Mengintip Proses Pengolahan Ikan Asin di Muara Angke
Menyantap ikan asin dengan sambal terasi dan nasi hangat adalah kenikmatan tersendiri. Tetapi jauh sebelum ikan asin hadir di atas piring, terdapat proses yang cukup panjang.
Pasar ikan dan pelabuhan nelayan terbesar di Jakarta Utara, Muara Angke tak pernah sepi. Hilir mudik kapal nelayannya pun sudah tak terhitung lagi. Tak jauh dari pelabuhan terdapat Kampung Nelayan Muara Angke. Berada di sudut kota ibu Kota Indonesia, kampung ini menjadi salah satu pemasok ikan asin terbesar di Jakarta.
Bau amis dan anyir mulai menyergap saat mulai masuk ke tempat pengolahan ikan asin, Kampung Nelayan Muara Angke. Sejauh mata memandang, ribuan ikan dijemur di tempat ini. Para pekerja pun terlihat asyik mengolah ikan yang sedang terpapar sinar matahari ini.
Beberapa pekerja terlihat sibuk menyortir jenis ikan, ada juga yang membolak-balikkan ikan supaya keringnya merata. Beberapa pekerja lainnya membersihkan ikan dari kotoran. Setiap orang di tempat pengolah ikan menjalankan perannya masing-masing.
©2021 Merdeka.com/Agung Uplo
Menyantap ikan asin dengan sambal terasi dan nasi hangat adalah kenikmatan tersendiri. Tetapi jauh sebelum ikan asin hadir di atas piring, terdapat proses yang cukup panjang.

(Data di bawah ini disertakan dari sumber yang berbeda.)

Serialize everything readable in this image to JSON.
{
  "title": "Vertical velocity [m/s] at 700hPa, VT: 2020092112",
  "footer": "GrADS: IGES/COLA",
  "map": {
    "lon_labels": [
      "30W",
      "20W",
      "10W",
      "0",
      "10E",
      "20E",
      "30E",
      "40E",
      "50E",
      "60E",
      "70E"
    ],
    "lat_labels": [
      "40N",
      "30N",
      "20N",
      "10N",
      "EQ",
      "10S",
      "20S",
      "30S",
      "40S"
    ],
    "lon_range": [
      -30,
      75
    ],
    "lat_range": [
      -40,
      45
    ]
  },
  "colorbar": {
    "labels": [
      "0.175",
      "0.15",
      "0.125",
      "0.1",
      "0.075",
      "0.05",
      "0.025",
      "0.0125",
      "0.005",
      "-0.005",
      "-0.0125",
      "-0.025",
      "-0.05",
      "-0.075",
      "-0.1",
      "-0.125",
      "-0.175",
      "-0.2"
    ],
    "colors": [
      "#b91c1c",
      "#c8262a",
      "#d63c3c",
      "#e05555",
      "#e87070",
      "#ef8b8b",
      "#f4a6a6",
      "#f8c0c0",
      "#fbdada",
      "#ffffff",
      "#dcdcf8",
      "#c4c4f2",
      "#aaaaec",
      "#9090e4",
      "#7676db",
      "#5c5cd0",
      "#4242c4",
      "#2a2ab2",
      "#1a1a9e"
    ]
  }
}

Proses pembuatan ikan asin setidaknya membutuhkan waktu hingga tiga hari, mulai dari penggaraman hingga penjemuran. Mulanya, ikan yang baru tiba di pelabuhan ditimbang dan di lelang pada pihak pengolah. Selanjutnya di bawa ke proses penggaraman.
Ikan pun dikelompokkan menjadi jenis dan ukuran. Semakin besar ukuran ikan tentu membutuhkan waktu yang lebih lama saat proses penggaraman.
©2021 Merdeka.com/Agung Uplo
Setelah dirasa cukup, ikan yang sudah melalui proses penggaraman lalu dijemur. Alat penjemuran pun tradisional mengandalkan bantuan sinar matahari. Anyaman bambu pun menjadi alas ikan-ikan yang sedang dijemur.
Beberapa kali para pekerja membolak-balik ikan, agar keringnya menyeluruh. Bau amis yang menyengat sudah menjadi makanan sehari-hari. Matahari pun seolah menjadi teman setia mereka.
Meski teriknya menyilaukan, namun mereka tetap berharap harinya cerah, mataharinya terik. Pasalnya, jika hujan turun proses pengolahan ikan akan membutuhkan waktu yang lebih lama.
©2021 Merdeka.com/Agung Uplo
Setelah dijemur, ikan dipindahkan untuk dibersihkan lalu dikemas. Ikan asin tersebut dijual dan dipasarkan di kota Bandung, Serang, Garut sampai Lampung. Dalam sehari pekerja bisa mengolah ikan asin hampir mencapai tiga sampai lima ton dengan bahan baku 10 ton garam yang mampu bertahan selama 15 hari.
Saat kemarau mereka mampu memproduksi satu ton per hari. Namun saat musim hujan, produksi ikan asin menurun. Mereka hanya mampu memproduksi 700 kilogram dalam tiga hari.
©2021 Merdeka.com/Agung Uplo
Berbagai jenis ikan asin bisa ditemui di sini, mulai dari ikan jambal, tongkol, layang, teri hingga cumi. Pengunjung bisa langsung membeli dengan varian harga Rp 20 ribu hingga Rp 30 ribu per kilogram.
Sebagai penghasil ikan asin terbesar di Jakarta, sentra industri ikan asin Muara Angke memiliki puluhan hingga ratusan pengolahan ikan asin dari skala kecil, menengah hingga besar. Saat pandemi Covid-19 melanda, jumlah produksi ikan asin stabil dan tidak berkurang.